This week I’d like to write a bit about soil health. All I’m about to write is related to a new product I’m offering this week, so hang tight. 

Plants need at least 60 different elements in varying amounts to be healthy: calcium, boron, nitrogen, zinc, sulfur, potassium, phosphorus, manganese, etc. Each element has a unique role in plant health. If just one is short, or even in excess, the plant may be stressed. The science behind all of this is complex, and agronomists constantly debate, but it is very clear that plants need a lot more than the standard fertilizer that you’d find in most garden stores. 

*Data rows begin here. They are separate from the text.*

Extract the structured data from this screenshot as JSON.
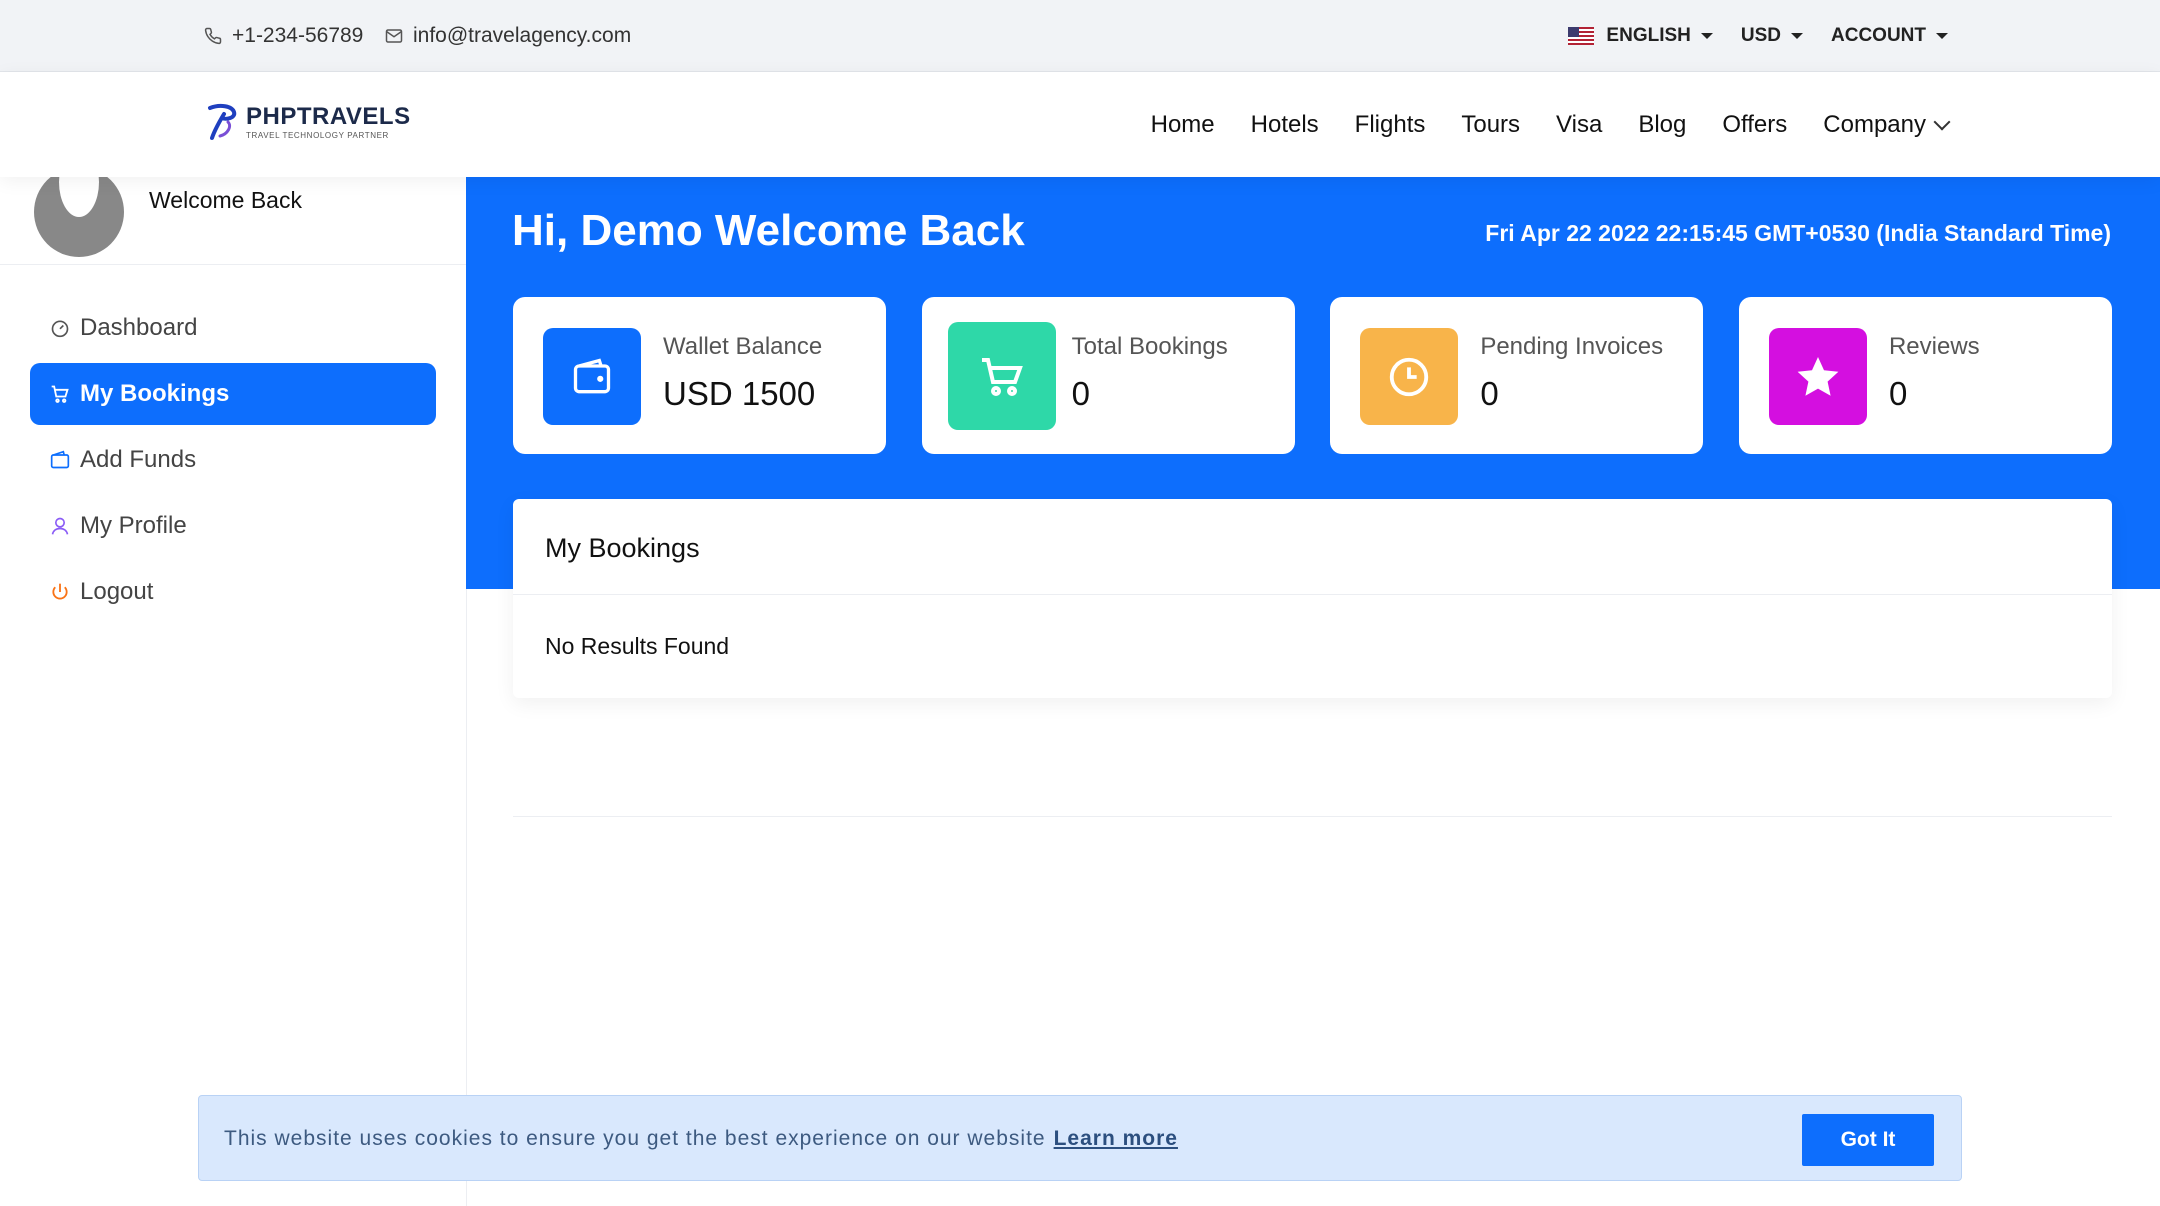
{
  "topbar": {
    "phone": "+1-234-56789",
    "email": "info@travelagency.com",
    "language": "ENGLISH",
    "currency": "USD",
    "account": "ACCOUNT"
  },
  "header": {
    "logo_title": "PHPTRAVELS",
    "logo_subtitle": "TRAVEL TECHNOLOGY PARTNER",
    "nav": [
      "Home",
      "Hotels",
      "Flights",
      "Tours",
      "Visa",
      "Blog",
      "Offers",
      "Company"
    ]
  },
  "sidebar": {
    "welcome": "Welcome Back",
    "items": [
      {
        "label": "Dashboard",
        "icon": "dashboard-icon"
      },
      {
        "label": "My Bookings",
        "icon": "cart-icon",
        "active": true
      },
      {
        "label": "Add Funds",
        "icon": "wallet-icon"
      },
      {
        "label": "My Profile",
        "icon": "user-icon"
      },
      {
        "label": "Logout",
        "icon": "power-icon"
      }
    ]
  },
  "main": {
    "greeting": "Hi, Demo Welcome Back",
    "datetime": "Fri Apr 22 2022 22:15:45 GMT+0530 (India Standard Time)",
    "cards": [
      {
        "label": "Wallet Balance",
        "value": "USD 1500",
        "icon": "wallet-icon",
        "color": "#0d6efd"
      },
      {
        "label": "Total Bookings",
        "value": "0",
        "icon": "cart-icon",
        "color": "#2ed8a8"
      },
      {
        "label": "Pending Invoices",
        "value": "0",
        "icon": "clock-icon",
        "color": "#f8b44a"
      },
      {
        "label": "Reviews",
        "value": "0",
        "icon": "star-icon",
        "color": "#d40fe0"
      }
    ],
    "bookings": {
      "title": "My Bookings",
      "empty": "No Results Found"
    }
  },
  "cookie": {
    "text": "This website uses cookies to ensure you get the best experience on our website",
    "link": "Learn more",
    "button": "Got It"
  },
  "colors": {
    "primary": "#0d6efd",
    "topbar_bg": "#f1f3f6",
    "cookie_bg": "#d9e8fd"
  }
}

For millennia, farmers used manure (even humanure), a complete fertilizer, all over the world. But, like everything else, this all changed with the industrial revolution and 19-20th century European science, which were focused on efficiency, simplification, and finding independent variables. People moving to cities to find opportunity meant less farmers. Population booms meant more people to feed. Imperial ambitions and total warfare meant troops had to be fed. So, scientists stepped in to solve the problem. One of these scientists, probably the most influential, was chemist Justus von Liebig, often called the “father of the fertilizer industry.” He postulated that nitrogen, phosphorus, and potassium (N-P-K) were essential to plant health. He also postulated that other minerals were important as well. But, no one paid attention to this second part for some reason, and eventually, the NPK fertilizer industry was born. It was too expensive to be practical for a while until the German chemist, Fritz Haber, figured out a way to convert the nitrogen in the air into ammonia (mainly to get around the British blockade of Chilean nitrate to create explosives during WW1, but this was eventually applied to fertilizer). Anyway, if you go into a garden store you’ll still find many fertilizers that have nothing but NPK. 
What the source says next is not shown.